A growing number of Japan's annual fireworks festivals are being forced to cancel due to funding shortages exacerbated by rising prices of materials and the pandemic-induced tourism downturn.

The pyrotechnic displays, a cherished summer staple in Japan drawing visitors from home and abroad, are very costly. Typically funded by both the public and private sectors, such events are increasingly difficult to hold due to a decrease in government subsidies and corporate sponsorships and donations.

Fireworks are launched over Lake Biwa on Aug. 8, 2023, as the annual grand fireworks festival returns to Otsu in Shiga Prefecture, western Japan, for the first time since pre-pandemic 2019. (Kyodo) ==Kyodo

A recent survey by Kyodo News revealed that at least 25 festivals had to be canceled this year, largely because of the high cost of fireworks materials and stronger security measures. More are expected to be canceled in the coming year and beyond.

As with many other fireworks shows that were put on hold amid COVID-19 pandemic, the Lake Biwa fireworks festival in Otsu, Shiga Prefecture, resumed in August after a four-year hiatus.

Organizers have found it hard to solicit financial support from local firms and residents, as several businesses, especially in the lodging and dining sectors, shuttered when the pandemic hit the tourism industry.

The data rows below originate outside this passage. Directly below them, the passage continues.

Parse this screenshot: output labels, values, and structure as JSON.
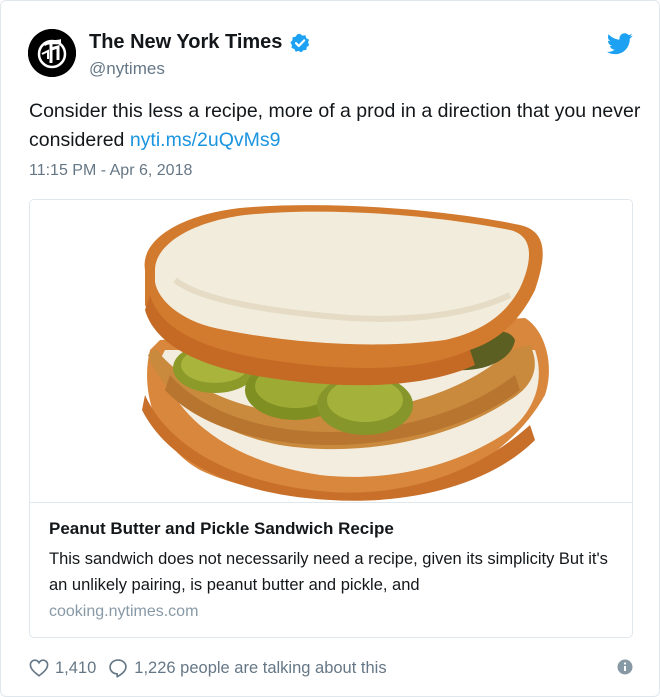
{
  "account": {
    "name": "The New York Times",
    "handle": "@nytimes",
    "verified_color": "#1da1f2"
  },
  "tweet": {
    "text": "Consider this less a recipe, more of a prod in a direction that you never considered ",
    "link": "nyti.ms/2uQvMs9",
    "timestamp": "11:15 PM - Apr 6, 2018"
  },
  "card": {
    "title": "Peanut Butter and Pickle Sandwich Recipe",
    "description": "This sandwich does not necessarily need a recipe, given its simplicity But it's an unlikely pairing, is peanut butter and pickle, and",
    "domain": "cooking.nytimes.com",
    "image_icon": "sandwich-image"
  },
  "footer": {
    "likes": "1,410",
    "talking": "1,226 people are talking about this"
  },
  "colors": {
    "link": "#1b95e0",
    "twitter_brand": "#1da1f2",
    "muted": "#657786"
  }
}
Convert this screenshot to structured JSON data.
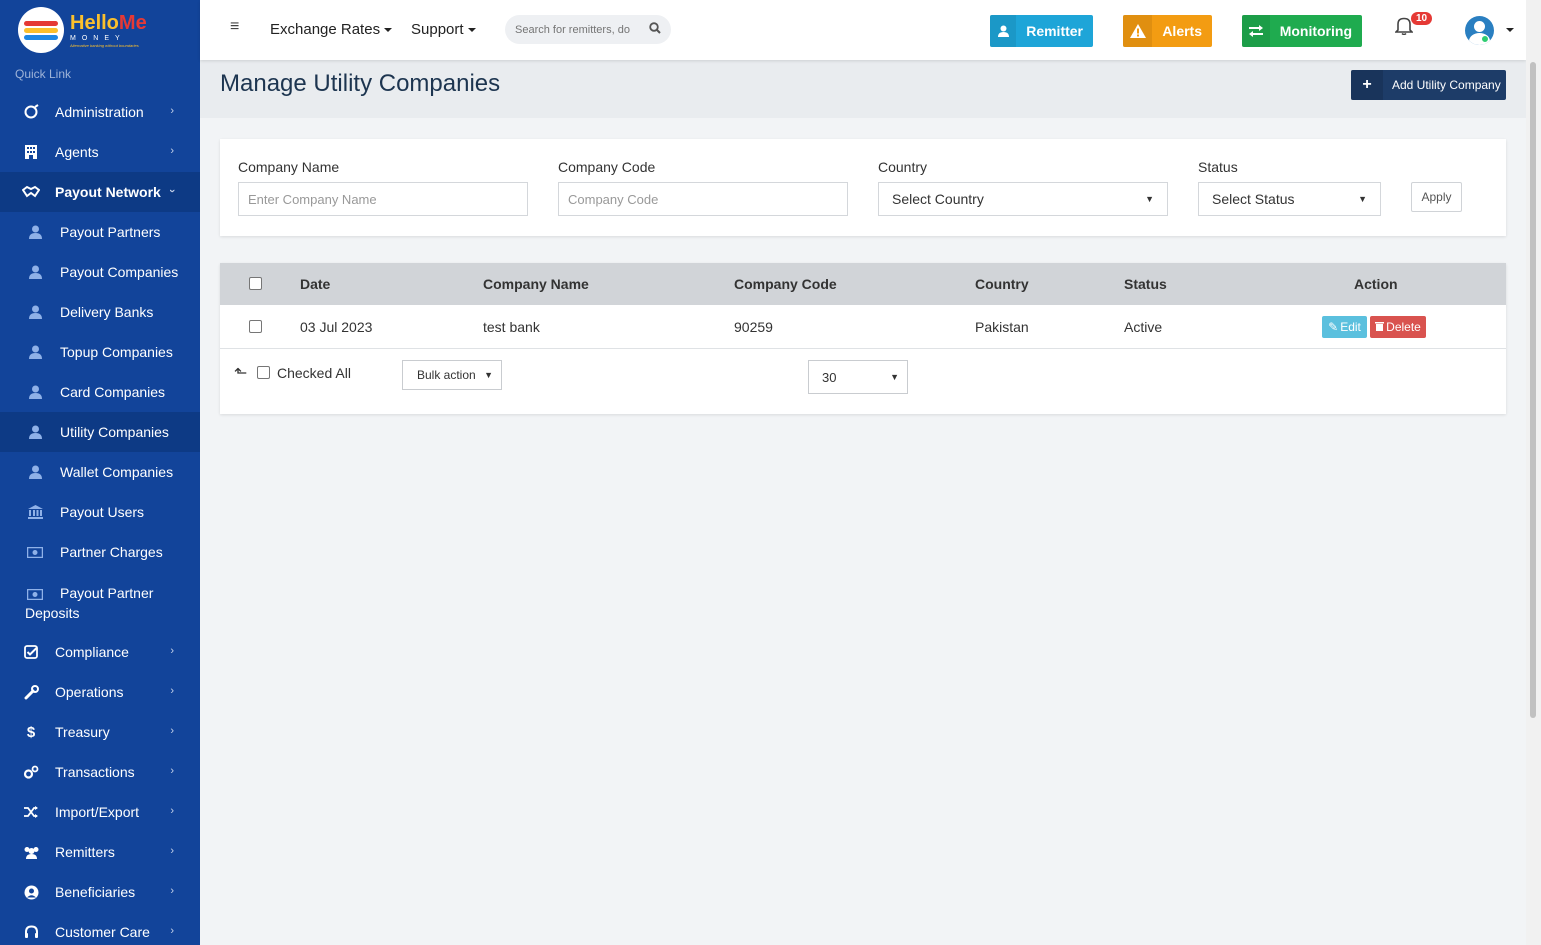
{
  "brand": {
    "name_a": "Hello",
    "name_b": "Me",
    "sub": "MONEY",
    "tagline": "Alternative banking without boundaries"
  },
  "sidebar": {
    "quick_link": "Quick Link",
    "items": [
      {
        "label": "Administration",
        "icon": "cog-icon"
      },
      {
        "label": "Agents",
        "icon": "building-icon"
      },
      {
        "label": "Payout Network",
        "icon": "handshake-icon"
      }
    ],
    "payout_sub": [
      {
        "label": "Payout Partners",
        "icon": "user-icon"
      },
      {
        "label": "Payout Companies",
        "icon": "user-icon"
      },
      {
        "label": "Delivery Banks",
        "icon": "user-icon"
      },
      {
        "label": "Topup Companies",
        "icon": "user-icon"
      },
      {
        "label": "Card Companies",
        "icon": "user-icon"
      },
      {
        "label": "Utility Companies",
        "icon": "user-icon"
      },
      {
        "label": "Wallet Companies",
        "icon": "user-icon"
      },
      {
        "label": "Payout Users",
        "icon": "bank-icon"
      },
      {
        "label": "Partner Charges",
        "icon": "money-icon"
      },
      {
        "label": "Payout Partner Deposits",
        "icon": "money-icon"
      }
    ],
    "lower": [
      {
        "label": "Compliance",
        "icon": "check-square-icon"
      },
      {
        "label": "Operations",
        "icon": "wrench-icon"
      },
      {
        "label": "Treasury",
        "icon": "dollar-icon"
      },
      {
        "label": "Transactions",
        "icon": "cogs-icon"
      },
      {
        "label": "Import/Export",
        "icon": "shuffle-icon"
      },
      {
        "label": "Remitters",
        "icon": "users-icon"
      },
      {
        "label": "Beneficiaries",
        "icon": "user-circle-icon"
      },
      {
        "label": "Customer Care",
        "icon": "headset-icon"
      }
    ]
  },
  "topbar": {
    "exchange_rates": "Exchange Rates",
    "support": "Support",
    "search_placeholder": "Search for remitters, do",
    "remitter": "Remitter",
    "alerts": "Alerts",
    "monitoring": "Monitoring",
    "notif_count": "10",
    "colors": {
      "remitter": "#1ea5d8",
      "alerts": "#f39c12",
      "monitoring": "#1fab4f"
    }
  },
  "page": {
    "title": "Manage Utility Companies",
    "add_button": "Add Utility Company"
  },
  "filters": {
    "company_name_label": "Company Name",
    "company_name_placeholder": "Enter Company Name",
    "company_code_label": "Company Code",
    "company_code_placeholder": "Company Code",
    "country_label": "Country",
    "country_value": "Select Country",
    "status_label": "Status",
    "status_value": "Select Status",
    "apply": "Apply"
  },
  "table": {
    "headers": {
      "date": "Date",
      "company_name": "Company Name",
      "company_code": "Company Code",
      "country": "Country",
      "status": "Status",
      "action": "Action"
    },
    "rows": [
      {
        "date": "03 Jul 2023",
        "company_name": "test bank",
        "company_code": "90259",
        "country": "Pakistan",
        "status": "Active"
      }
    ],
    "edit": "Edit",
    "delete": "Delete",
    "checked_all": "Checked All",
    "bulk_action": "Bulk action",
    "per_page": "30"
  }
}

Faced with a similar situation, the Onjuku Fireworks Festival in Chiba Prefecture, near Tokyo, was canceled.

"Setting off 1,500 fireworks in just 30 minutes would cost over 5 million yen ($33,000)," Fumio Kissei, the head of the town's tourism association, said, urging diversification of tourism offerings beyond fireworks.

The Kasamatsu River Festival in Gifu Prefecture serves as yet another example of reduced financial backing from the local government. The fest has long relied on some 12 million yen in municipal funds, but due to the anticipated cost increases, organizers opted out this year.

To diversify revenues, some organizers, such as that of the Lake Biwa fireworks festival, have introduced paid seating, a strategy expanded for the Aug. 8 fireworks event.

But the festival has drawn controversy, with concerns raised over whether the paid seating system was fair. Local residents criticized the installation of four-meter-high fences that obstructed their view of fireworks.

Despite the challenges, some organizers are determined to continue the shows.

The renowned Sumida River Fireworks Festival in Tokyo made a comeback this summer for its 46th run and attracted a record-high 1.04 million people.

"We aim not only to continue this cherished event but also to showcase (this) Japanese tradition to foreign tourists who flock to the festival annually," a spokesman said.